Symptoms, signs and statistics
Statistics applied to the health and life sciences
Experimental determination or detection of the physiological mechanisms underlying disease is by and large a highly complex task. This fact has turned epidemiology into the main tool for generating knowledge in the medical field. Epidemiology studies diseases by monitoring the health of groups of people, rather than through individual observations. If the primary tool for generating medical knowledge is based on the observation of groups of people (population samples) from which we wish to learn (make inferences), then the link between statistics and medicine is clear. Here we illustrate this nexus presenting three statistical research areas that are particularly valuable for biomedical research.
Keywords: biostatistics, health and life sciences, clinical trials, epidemiology, survival.
Epidemiology and spatial statistics
It is very common to find towns where people believe that their health is worse than the health of the surrounding municipalities. For some reason their inhabitants think their chances of dying, due to one or many specific causes, are higher compared to those of the inhabitants of neighbouring towns. Giving an adequate response to such a belief entails a great statistical complexity that is difficult to foresee given the simplicity of the question at hand.
«Epidemiology tries to identify the links between the presence of both risk factors and diseases in specific population groups»
Epidemiology attempts to identify the links between the presence of both risk factors and diseases in specific population groups. This task is «relatively» simple at a population level; it is all about getting the appropriate sample with the required amount of participants. However, focusing on population samples rather than individuals has made epidemiology a unique discipline within medicine and the main generator of knowledge regarding diseases. One of the risk factors historically studied is the geographic location of people; i.e. whether or not this can have an influence on the presence of a specific disease. Establishing this relationship can be very useful for medical professionals, because it can provide some possibly unknown clues that some characteristic of a particular region might have an influence on the risk of developing a specific disease.
«Disease mapping is
a clear example of the symbiosis between statistics and medicine»
However, when studying the relationship between geographical locations and the presence of a certain disease the size of the unit of study is of great relevance. Obviously, someone who suspects that his or her town has a high mortality rate due to some specific disease will not just be content knowing that, taking into account the whole region, the mortality rate is within reasonable parameters. In addition, working with large units of study means that an exceptional increase of the risk in a very specific location may be blurred by the regular risk in the rest of the unit. Consequently, it is advisable to work with the smallest geographic units possible in order to conduct studies of this kind. However, working with small geographic units affords limited information. As a result, problems that require the use of appropriate statistical techniques for this specific type of situation arise.

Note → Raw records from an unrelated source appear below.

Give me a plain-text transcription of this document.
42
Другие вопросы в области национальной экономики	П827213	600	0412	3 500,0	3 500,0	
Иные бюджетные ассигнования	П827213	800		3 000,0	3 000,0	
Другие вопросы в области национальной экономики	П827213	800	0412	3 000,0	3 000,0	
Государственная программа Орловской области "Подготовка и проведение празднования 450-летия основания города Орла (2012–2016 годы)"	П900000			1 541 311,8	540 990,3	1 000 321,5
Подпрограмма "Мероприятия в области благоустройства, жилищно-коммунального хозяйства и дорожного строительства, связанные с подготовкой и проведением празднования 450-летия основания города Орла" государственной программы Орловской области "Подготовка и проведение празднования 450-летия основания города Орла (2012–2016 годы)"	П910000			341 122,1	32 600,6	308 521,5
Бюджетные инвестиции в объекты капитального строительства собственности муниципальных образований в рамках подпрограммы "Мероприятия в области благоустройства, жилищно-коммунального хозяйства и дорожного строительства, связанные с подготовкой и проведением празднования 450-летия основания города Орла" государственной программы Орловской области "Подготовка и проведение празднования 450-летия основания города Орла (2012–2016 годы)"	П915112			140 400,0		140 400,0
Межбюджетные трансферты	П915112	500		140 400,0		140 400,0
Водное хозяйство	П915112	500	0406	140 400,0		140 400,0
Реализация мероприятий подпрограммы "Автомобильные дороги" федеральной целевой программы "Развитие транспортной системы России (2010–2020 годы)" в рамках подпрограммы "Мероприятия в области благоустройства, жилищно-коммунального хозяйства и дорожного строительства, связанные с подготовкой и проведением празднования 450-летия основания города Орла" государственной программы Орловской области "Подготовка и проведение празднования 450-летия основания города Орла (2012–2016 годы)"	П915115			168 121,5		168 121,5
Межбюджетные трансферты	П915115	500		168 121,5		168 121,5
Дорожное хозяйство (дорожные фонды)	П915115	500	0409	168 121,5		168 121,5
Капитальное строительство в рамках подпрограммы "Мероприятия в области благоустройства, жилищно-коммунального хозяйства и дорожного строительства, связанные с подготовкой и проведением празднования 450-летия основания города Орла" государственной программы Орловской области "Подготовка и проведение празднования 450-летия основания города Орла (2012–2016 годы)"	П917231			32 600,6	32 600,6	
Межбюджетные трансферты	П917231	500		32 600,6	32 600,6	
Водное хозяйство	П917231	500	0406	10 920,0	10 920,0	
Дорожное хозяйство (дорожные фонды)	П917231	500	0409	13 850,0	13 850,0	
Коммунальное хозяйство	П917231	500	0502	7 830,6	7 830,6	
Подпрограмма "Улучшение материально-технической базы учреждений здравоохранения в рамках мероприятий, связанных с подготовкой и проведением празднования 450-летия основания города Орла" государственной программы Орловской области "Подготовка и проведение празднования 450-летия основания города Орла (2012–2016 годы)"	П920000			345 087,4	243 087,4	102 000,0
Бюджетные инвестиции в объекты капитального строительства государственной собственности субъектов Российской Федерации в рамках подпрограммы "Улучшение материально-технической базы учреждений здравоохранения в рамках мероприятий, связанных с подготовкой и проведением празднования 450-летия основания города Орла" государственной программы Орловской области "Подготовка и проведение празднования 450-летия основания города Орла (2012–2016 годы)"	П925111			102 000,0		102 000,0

The mortality rates we are referring to, from an epidemiological perspective, would be calculated as the result of dividing the actual number of deaths between the expected number in each municipality based on its size and the composition of its population and multiplying it by 100. This indicator is known as the standardised mortality ratio (or rate). If this ratio is greater than 100 (respectively less) in a specific geographic location, this would indicate that there have been more (respectively less) deaths than would be expected given the size of its population, i.e. the location has risk excess. When working with small geographical units, the number of expected deaths will be, in turn, very small. Therefore, the ratio above will be either 0, if there have not been any deaths in the population, or a number considerably higher than 100, in the opposite case. So, if we use these rates, small municipalities will necessarily show extreme mortality rates, simply because of their size, regardless of the risk they might be associated with. We can visualise this in the map shown in Figure 1, which corresponds to the mortality caused by oral cancer in each municipality of the region of the Valencian Community. This figure shows that the inland areas of the provinces of Castellón and Valencia (the least populated areas of the Valencian Community) always present extreme rates, which does not mean that the risk in those areas is necessarily high or low.
Fortunately, statistics offers epidemiology inference tools that help to solve this problem. A number of models that consider the risks of municipalities as interdependent values have been proposed, in opposition to the standardised mortality ratio, which assumes such values as independent quantities. In particular, it is generally considered that the risks of neighbouring towns tend to be similar, unlike the risks of municipalities that are further away (Besag et al., 1991). This assumption makes it possible for neighbouring towns to share information with each other and thus we can obtain more solid estimates of these risks based on a greater amount of information (regarding each town and their neighbours). The right-hand map of Figure 1 shows the distribution of mortality estimated with a statistical model of the kind mentioned above, using the same data as in the left-hand map of the same figure. The smaller municipalities no longer seem to behave in any particular manner, and have more or less neutral values. Only the towns and surrounding areas with statistically sound mortality figures display truly extreme risk values.
«Fortunately, statistics offers epidemiology inference tools that help to solve spatial problems»
The contribution of statistics has made the study of mortality, as well as other health indicators, in small areas a research field in itself known today as disease mapping. This field has made the geographical study of health to a very detailed level possible today and a large number of articles are constantly published on the subject. These studies provide interesting clues, hypotheses and knowledge about the diseases studied. Undoubtedly, disease mapping is a clear example of the symbiosis between statistics and medicine. On the one hand, medicine offers statistics a field where it can develop and become meaningful, while on the other hand, statistics provides medicine with technical tools to accomplish its specific goals.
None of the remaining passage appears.